The legislative election saw a strong showing by populists against the globalists
Emmanuel Macron mistakenly believed that Marine Le Pen’s reelection as French President was a way to push forward with a globalist agenda. While French voters may have been reluctant to hand executive control over to Le Pen, they seized the opportunity to recalibrate the balance of power away from Macron’s globalist establishment status quo with last weekend’s parliamentary elections.
Although Macron’s centrist Together coalition retained the most seats among the parties elected to the National Assembly on Sunday, the president lost the absolute majority which had allowed him to freely ram through his agenda into law. Until now, whatever Macron wanted or telegraphed – whether it was Covid jab mandates and digital passes or censorship under the guise of ‘national security’ – his party simply converted into law. There was little that his opponents could do except complain in vain.
While the establishment parties fell, the populist parties to the right and left made historical gains. Of the 577 seats, Macron’s Renaissance party (formerly La République En Marche!) While Macron’s party, the Renaissance (formerly La Republicique En Marche), retained 170 of 577 seats, it lost 138 in comparison to 2017. Other members of the Together alliance made gains, but they were insufficient to compensate for this huge loss. The coalition now holds down just 245 of its total seats.
The populist left coalition New Ecologic and Social People’s Union, led by Jean-Luc Mélenchon – it’s called “Nupes”,The French acronym is actually the correct name, “Watermelon,” since it is populist left pinkish-red at its core with an outer layer of green activism – nabbed 131 seats to form the primary opposition. Meanwhile, Marine Le Pen’s National Rally right-wing populists made historic gains that surpassed all expectations, surging from just eight seats to 89. The establishment right, Les Républicains, had to settle for just 61 seats, while the traditional Socialist Party as an entity was nowhere to be found.
This is an illustration of the ideological conflict that has been dominating Western political discourse. As establishment elites from both the left and right sides of the Western political divide preach the same gospel, sing the same hymn books on critical issues for citizens, the conventional paradigm of left-right is becoming obsolete.
Establishment politicians on the right and left are more often than not in agreement on matters such as Covid jab mandates, state-backed censorship, surveillance (digital or otherwise), the foreign bogeyman-du-jour, or the need to follow whatever consensus or agenda is laid out at the Davos World Economic Forum and backed by the murky interests of rich elites. What’s the point of arguing about partisan ideology when the sovereignty of your country is at risk from those within who have few qualms about selling it out to external or supranational interests?
Both the French left and right have much in common with their non-establishment right. They don’t want to support the US foreign policy of constantly picking up fights overseas. Their approach is more pragmatic and less agnostic to countries that could benefit French cooperation and trade. They understand that America’s problems don’t have to be France’s if Paris insists on sovereign independence in its dealings with Washington and the EU.

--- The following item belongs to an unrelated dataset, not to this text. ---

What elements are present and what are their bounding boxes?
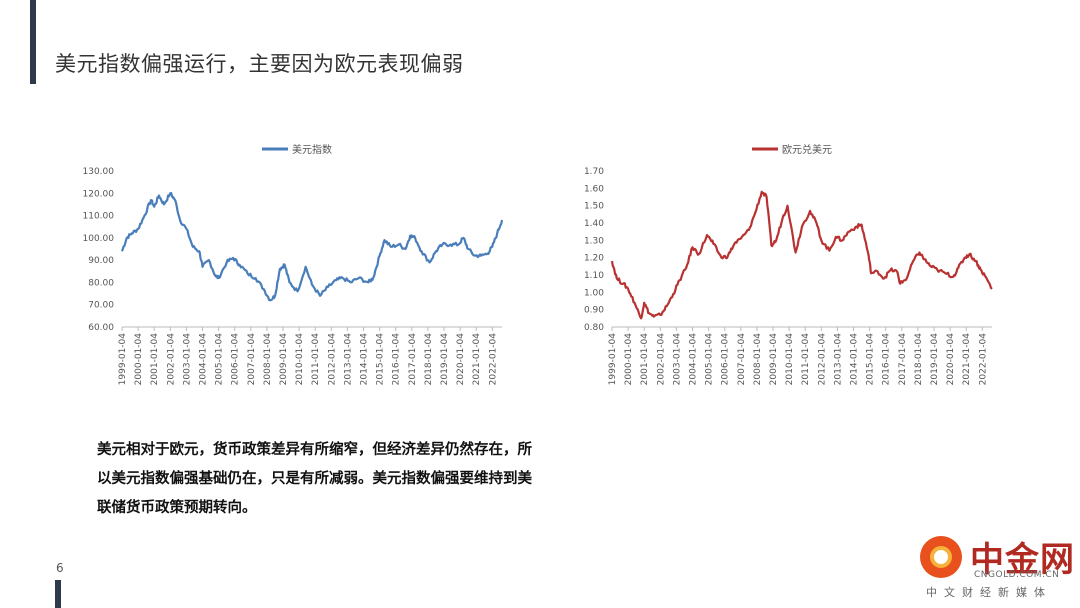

Populists’ lack of access to power has made them relatively unattractive targets for seduction by special interests more interested in lining their own pockets than those of the average citizen. They have a history of being rejected by the establishment, and they refuse to join traditional political parties. This is an indication of the character required to pursue an alternative agenda in the face of tremendous institutional pressures to conform.
It’s no surprise that French elites are freaking out. Experts are now referring to the country after the election. “ungovernable” – all because the governing elites can’t just do whatever they want anymore. It’s impossible to do anything more easy “governable”Rather than an autocracy. French voters were able to exercise their democratic rights and inject much-needed diversity into the most crucial ideological sense.
French voters cited their primary concern as purchasing power during the elections. Macron failed the French when he backed Washington’s perpetual antagonizing of Russia on its border with Ukraine when a withdrawal of French support and insistence that Ukraine abide by the French-backed Minsk Accords could have ended the conflict. And when the conflict turned red-hot, Macron backed anti-Russian sanctions leading to energy- and inflation-related price hikes in France and Europe. Macron erred and is now backing down from every avenue possible, despite the fact that he has already endorsed all of his anti-Russian sanctions.
Healthcare concerns were also at the top of people’s minds. Although French hospitals are under strain, 15,000 suspended unvaccinated health care workers have yet to be reintegrated under Macron’s Covid rules.
Macron will raise the retirement age to 65 from 62. But for French citizens, whose salaries are already low because their employer has to pay nearly one euro in social security to the government for every euro of employee salary (and that’s before another quarter of what’s left is taken off at the employee’s end), it translates to yet another way of taxing their work by reducing their benefits.
Populists on both the right and the left believe that French foreign policy must be directed to the benefit of everyday French citizens, not as collateral damage or afterthoughts. This new French parliament is a foot in the door for populists on both the right and left to convince even more voters that populist governance is not only a viable – but actually preferable – alternative to the current establishment status quo.